Hanté par le spectre d’une crise économique sans précédent, Let’s Make Money peut bien être considéré comme le documentaire ultime sur les dérives de notre système néo-libéral. Après une plongée terrifiante dans l’agro-business (We Feed the World), Erwin Wagenhofer s’invite auprès des acteurs d’une économie dérégulée et épingle ainsi les mécanismes abusifs d’un marché vicié. De même que le présent demeure incertain, le documentaire laisse finalement craindre que le pire est peut-être à venir.
Alors que fin 2008, le monde a été frappé par la chute en cascade des banques et des grands groupes industriels, la plupart découvrait l’envers d’un marché économique basé sur des fonds spéculatifs et autres paradis fiscaux. Or le documentaire de Wagenhofer a la particularité d’avoir été réalisé avant ce grand effondrement des piliers économiques. L’investigation constitue alors une sorte de projection folle et bien réelle de ce qui devait inexorablement se profiler suite à cette course aux profits. Le documentaire permet alors de saisir l’engrenage d’une globalisation menée par une poignée d’ « assassins néo-libéraux » au sang-froid monstrueux. Let’s Make Money traverse alors avec acuité les lieux d’une mondialisation où la libre circulation rime le plus souvent avec esclavage moderne.

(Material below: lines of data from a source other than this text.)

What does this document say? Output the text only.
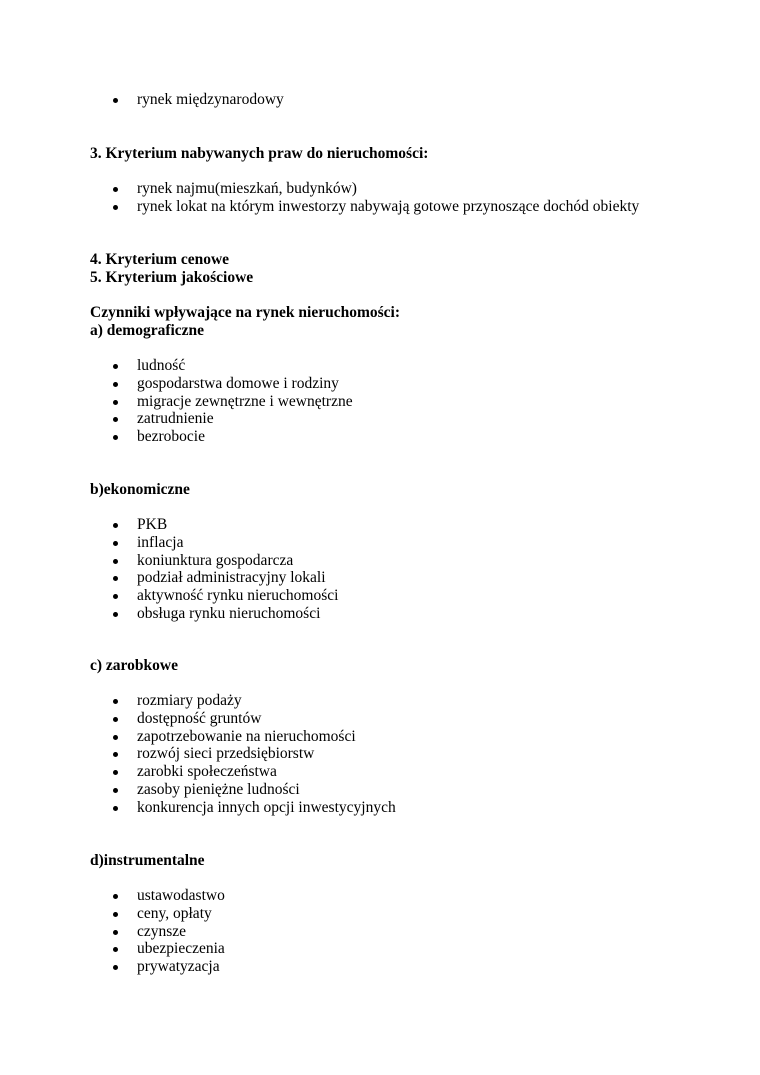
rynek międzynarodowy
3. Kryterium nabywanych praw do nieruchomości:
rynek najmu(mieszkań, budynków)
rynek lokat na którym inwestorzy nabywają gotowe przynoszące dochód obiekty
4. Kryterium cenowe
5. Kryterium jakościowe
Czynniki wpływające na rynek nieruchomości:
a) demograficzne
ludność
gospodarstwa domowe i rodziny
migracje zewnętrzne i wewnętrzne
zatrudnienie
bezrobocie
b)ekonomiczne
PKB
inflacja
koniunktura gospodarcza
podział administracyjny lokali
aktywność rynku nieruchomości
obsługa rynku nieruchomości
c) zarobkowe
rozmiary podaży
dostępność gruntów
zapotrzebowanie na nieruchomości
rozwój sieci przedsiębiorstw
zarobki społeczeństwa
zasoby pieniężne ludności
konkurencja innych opcji inwestycyjnych
d)instrumentalne
ustawodastwo
ceny, opłaty
czynsze
ubezpieczenia
prywatyzacja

L’approche pédagogique de Wagenhofer nous mène dès le départ en Suisse au mont Pèlerin où, à l’origine, des économistes ont imaginé un système néo-libéral qui doit favoriser, à l’échelle mondiale, l’économie de marché. Le documentariste retrace l’évolution de cette pensée dès lors qu’à la suite du choc premier pétrolier et l’horizon d’une décroissance, quatre mesures sont prises. Dérégulation des marchés financiers, concentration des fonds d’investissement, libéralisation des groupes nationaux et affaiblissement de l’état interventionniste. Tous sont les signes de l’impunité totale des agents du système et d’un modèle économique étendu au monde entier.
Et le film de Wagenhofer poursuit alors les grands groupes délocalisés en Inde, en Afrique pour faire entendre leur voix et leur appétit insatiable d’exploitation. De cet industriel affirmant clairement que l’investisseur n’a pas à se soucier d’une quelconque éthique et soulignant que « le meilleur moment pour acheter c’est lorsque le sang se répand dans la rue », le spectateur est alors confronté à une parole aussi inhumaine que l’acier. Et le montage laisse alors la démesure d’un tel propos naviguer dans les géographies misérables de ces pays dits émergents. Ou comment une parole inconsidérée peut produire un impact et de tels ravages au cœur de ces régions en « développement»… Refrain connu que celui d’au nom d’une soif de profits, les sociétés exploitent une masse salariale et la maintiennent pour leur compte le tiers monde comme une classe ouvrière.
Mais, il ne fera aucun doute que la partie la plus opérante du documentaire se situe dans les pays occidentaux, sur la côte espagnole, aux alentours du FMI et derrière le rideau abstrait de l’île de Jersey. Là où dans We Feed the World la culture intensive espagnole dévoilait des paysages ravagés, les spéculateurs immobiliers font jaillir de terre d’énormes complexes hôteliers. Des monstres vidés de tout client et dont on apprendra que leur construction n’a pour seul but que celui de faire marcher l’activité et de continuer à spéculer. Dès lors, les réserves mondiales du FMI se remplissent et prospèrent de la sorte, en enfantant des sommes aux allures de gigantesque simulacre. Et les paradis fiscaux comme celui de Jersey referment la boucle en dévoilant les montagnes de profits engrangés par des sociétés dont le seul but est de masquer et jouir de cet extraordinaire capital.
Des révélations qui, depuis la crise et l’affolement des cordons de la bourse, ne sont évidemment plus un secret de polichinelle, mais c’est bien à travers les images de ce documentaire que l’on comprend plus encore les dysfonctionnements d’un tel système. Les mises en garde d’un patron africain sur l’arrivée progressive de travailleurs clandestins aux portes de l’occident dévoilent alors les futures conséquences de l’exploitation générale des « pays en développement ». On ressort alors de ce constat tragique perturbé et essoufflé. Mais surtout comme si la sortie hors des murs n’était pas une libération mais davantage la continuité d’un système courant à sa perte et dont on ne pourrait être qu’un élément prisonnier de sa marche forcée.